I thought I'd pulled a muscle in my back. I thought I had wisdom teeth problems with the most tense jaw you could ever imagine. At one point I thought I had a brain tumour as a 3 week long headache was not for subsiding no matter how much ibuprofen i fed it. Then when I went went deaf in my left ear twice over the past 2 months I thought it was because the pumping bass beats at spin class were causing it. I started to get really bad headaches (I used to never believe in migraines) but they were in actual fact migraines. so bad the I could quite easily have stuck a fork in my and took my eye ball out to massage for a few hours if it brought some relief. Then I started to take note and thought I was only getting this due to hormones at certain times every month but then it became more frequent. Every day frequent. So frequent that I wished it would relent some times.

Then came a strange feeling. I was dizzy when I got up off a chair or from a lie down. Strange. I've never felt that before. This is at the same time as the deaf ear bear in mind. Perhaps I had that thing you get with earache, you know, when you lose balance.... Also, one night after eating my dinner I sat in my chair for a good hour with my first ever nausea inducing migraine. Ouchie. I think it's safe to say there was something not quite right here.

I'm not really one for bothering a doctor, although I probably should have gone ling before now. I did go a few years back, um about 5 years ago, when i had a two week long headache then. Back then i did really think something bad was wrong. He told me there wasn't and to take ibuprofen, i'd be fine. And I was after a month. But slowly these symptoms keep recurring.

The funny thing is that I don't really know what i'm stressed about. Actually that's a lie, I do. Because, as i mentioned above, although big occasions such as tests or the like don't really phase me, it's petty things that happen at work that do. It's silly things that happen in the house that does. If i drive a long way I can tense up like a rigid rubber band. It's people being late if we're going somewhere. All these little things that add up and make me feel like my shoulders are at my ears and my jaw is about to crack. That's how stress manifests itself in me.

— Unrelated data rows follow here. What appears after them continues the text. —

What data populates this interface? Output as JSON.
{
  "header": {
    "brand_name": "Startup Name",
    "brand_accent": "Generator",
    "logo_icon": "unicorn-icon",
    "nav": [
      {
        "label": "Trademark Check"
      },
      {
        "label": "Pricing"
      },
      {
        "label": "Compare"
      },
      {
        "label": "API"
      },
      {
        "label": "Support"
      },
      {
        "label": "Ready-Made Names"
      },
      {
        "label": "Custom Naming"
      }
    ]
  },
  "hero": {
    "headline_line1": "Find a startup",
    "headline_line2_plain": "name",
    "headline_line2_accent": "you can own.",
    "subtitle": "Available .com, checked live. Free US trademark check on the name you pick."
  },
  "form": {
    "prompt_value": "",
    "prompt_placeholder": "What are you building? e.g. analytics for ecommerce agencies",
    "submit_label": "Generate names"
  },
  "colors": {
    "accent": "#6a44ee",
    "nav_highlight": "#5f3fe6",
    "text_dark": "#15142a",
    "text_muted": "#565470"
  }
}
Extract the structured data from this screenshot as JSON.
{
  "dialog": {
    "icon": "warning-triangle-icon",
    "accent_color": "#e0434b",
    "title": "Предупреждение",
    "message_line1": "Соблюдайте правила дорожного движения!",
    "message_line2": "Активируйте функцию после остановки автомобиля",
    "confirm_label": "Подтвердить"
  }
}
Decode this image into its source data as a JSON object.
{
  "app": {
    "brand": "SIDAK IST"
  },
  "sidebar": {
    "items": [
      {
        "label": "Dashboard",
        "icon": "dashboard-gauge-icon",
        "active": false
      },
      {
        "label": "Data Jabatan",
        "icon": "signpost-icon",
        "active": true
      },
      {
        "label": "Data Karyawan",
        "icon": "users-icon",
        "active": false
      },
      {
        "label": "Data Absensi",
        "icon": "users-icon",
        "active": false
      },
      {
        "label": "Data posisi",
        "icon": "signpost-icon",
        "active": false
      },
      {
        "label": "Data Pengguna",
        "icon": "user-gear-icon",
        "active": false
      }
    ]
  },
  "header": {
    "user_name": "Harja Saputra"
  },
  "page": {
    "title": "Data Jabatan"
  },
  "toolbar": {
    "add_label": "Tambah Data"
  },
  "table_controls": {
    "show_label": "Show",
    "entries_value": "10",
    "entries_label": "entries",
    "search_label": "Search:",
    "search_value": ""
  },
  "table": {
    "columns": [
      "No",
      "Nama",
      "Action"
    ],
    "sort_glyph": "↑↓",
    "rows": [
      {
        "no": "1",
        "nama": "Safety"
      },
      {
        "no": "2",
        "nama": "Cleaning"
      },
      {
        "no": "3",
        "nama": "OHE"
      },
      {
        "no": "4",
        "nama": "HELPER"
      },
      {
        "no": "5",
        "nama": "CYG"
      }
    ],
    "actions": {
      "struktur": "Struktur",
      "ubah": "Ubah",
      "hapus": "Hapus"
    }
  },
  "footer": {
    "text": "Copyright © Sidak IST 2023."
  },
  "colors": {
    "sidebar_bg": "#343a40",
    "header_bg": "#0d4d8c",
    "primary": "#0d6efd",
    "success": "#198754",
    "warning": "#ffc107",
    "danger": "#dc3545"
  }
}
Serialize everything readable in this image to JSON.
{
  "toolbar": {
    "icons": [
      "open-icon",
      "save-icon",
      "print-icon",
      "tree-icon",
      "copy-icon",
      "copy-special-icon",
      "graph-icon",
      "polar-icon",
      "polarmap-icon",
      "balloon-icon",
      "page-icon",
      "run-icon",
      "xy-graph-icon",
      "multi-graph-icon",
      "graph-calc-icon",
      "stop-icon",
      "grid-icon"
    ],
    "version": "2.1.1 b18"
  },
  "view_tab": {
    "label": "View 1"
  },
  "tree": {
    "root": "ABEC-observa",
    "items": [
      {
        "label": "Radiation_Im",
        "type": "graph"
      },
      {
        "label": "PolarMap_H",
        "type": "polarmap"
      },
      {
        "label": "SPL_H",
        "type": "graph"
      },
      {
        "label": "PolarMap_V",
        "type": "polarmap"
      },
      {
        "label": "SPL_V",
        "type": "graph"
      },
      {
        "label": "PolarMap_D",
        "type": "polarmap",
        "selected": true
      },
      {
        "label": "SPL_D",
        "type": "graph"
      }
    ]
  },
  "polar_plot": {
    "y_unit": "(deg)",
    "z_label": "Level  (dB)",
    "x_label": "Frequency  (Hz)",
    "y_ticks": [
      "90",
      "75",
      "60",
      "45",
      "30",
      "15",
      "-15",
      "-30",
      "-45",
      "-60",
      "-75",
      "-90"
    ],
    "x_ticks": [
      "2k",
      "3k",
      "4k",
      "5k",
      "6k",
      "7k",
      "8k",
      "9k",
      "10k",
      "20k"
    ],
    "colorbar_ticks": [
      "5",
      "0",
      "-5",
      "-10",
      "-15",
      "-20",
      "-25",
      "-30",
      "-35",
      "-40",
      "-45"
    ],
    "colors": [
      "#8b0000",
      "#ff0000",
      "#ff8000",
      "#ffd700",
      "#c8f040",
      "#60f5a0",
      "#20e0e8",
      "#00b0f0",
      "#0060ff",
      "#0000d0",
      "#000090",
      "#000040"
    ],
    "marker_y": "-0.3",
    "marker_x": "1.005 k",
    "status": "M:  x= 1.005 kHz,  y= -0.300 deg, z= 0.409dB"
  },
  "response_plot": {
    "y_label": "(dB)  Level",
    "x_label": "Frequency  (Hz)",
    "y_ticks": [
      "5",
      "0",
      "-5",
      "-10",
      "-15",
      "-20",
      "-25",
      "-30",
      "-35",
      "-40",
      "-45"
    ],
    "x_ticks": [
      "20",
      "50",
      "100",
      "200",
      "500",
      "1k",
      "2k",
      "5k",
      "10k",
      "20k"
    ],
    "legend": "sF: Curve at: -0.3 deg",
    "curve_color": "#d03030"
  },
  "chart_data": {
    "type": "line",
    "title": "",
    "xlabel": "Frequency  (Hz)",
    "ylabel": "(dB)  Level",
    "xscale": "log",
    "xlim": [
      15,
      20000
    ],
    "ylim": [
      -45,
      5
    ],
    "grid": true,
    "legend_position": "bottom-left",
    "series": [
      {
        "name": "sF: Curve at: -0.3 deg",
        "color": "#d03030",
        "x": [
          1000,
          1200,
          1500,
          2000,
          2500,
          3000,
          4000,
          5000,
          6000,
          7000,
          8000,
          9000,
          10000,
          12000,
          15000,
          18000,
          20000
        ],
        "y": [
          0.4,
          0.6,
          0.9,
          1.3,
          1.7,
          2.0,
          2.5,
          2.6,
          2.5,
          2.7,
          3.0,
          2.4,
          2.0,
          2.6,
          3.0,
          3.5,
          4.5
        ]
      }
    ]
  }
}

I've been on holiday for the past two weeks. I don't mean i've been away anywhere. No, I've just been off work and it was very much needed as there are changes going on that may or may not be a good thing. But i feel refreshed and raring to go tomorrow. For the first 5 days of my holiday i was still taking pain killers for the headache/neckache/tense jaw but for the rest of the holiday I've been fine. I think the sunshine and my daily spin bike classes at The Peak have also helped. I went to one every day last week apart from Thursday and i totally missed it. I now have set a plan in place for going back to work and am ready to fight this stressyness.

I don't know what i wanted this post to be about. Just a little chance for me to get this down on paper so to speak. If you've got any tips to stay stress free leave them below in a comment. I'm keen to know if other people get it this way.

For now, i'm off to watch Dragons Den. Have you seen that new lady?!! Scary or what!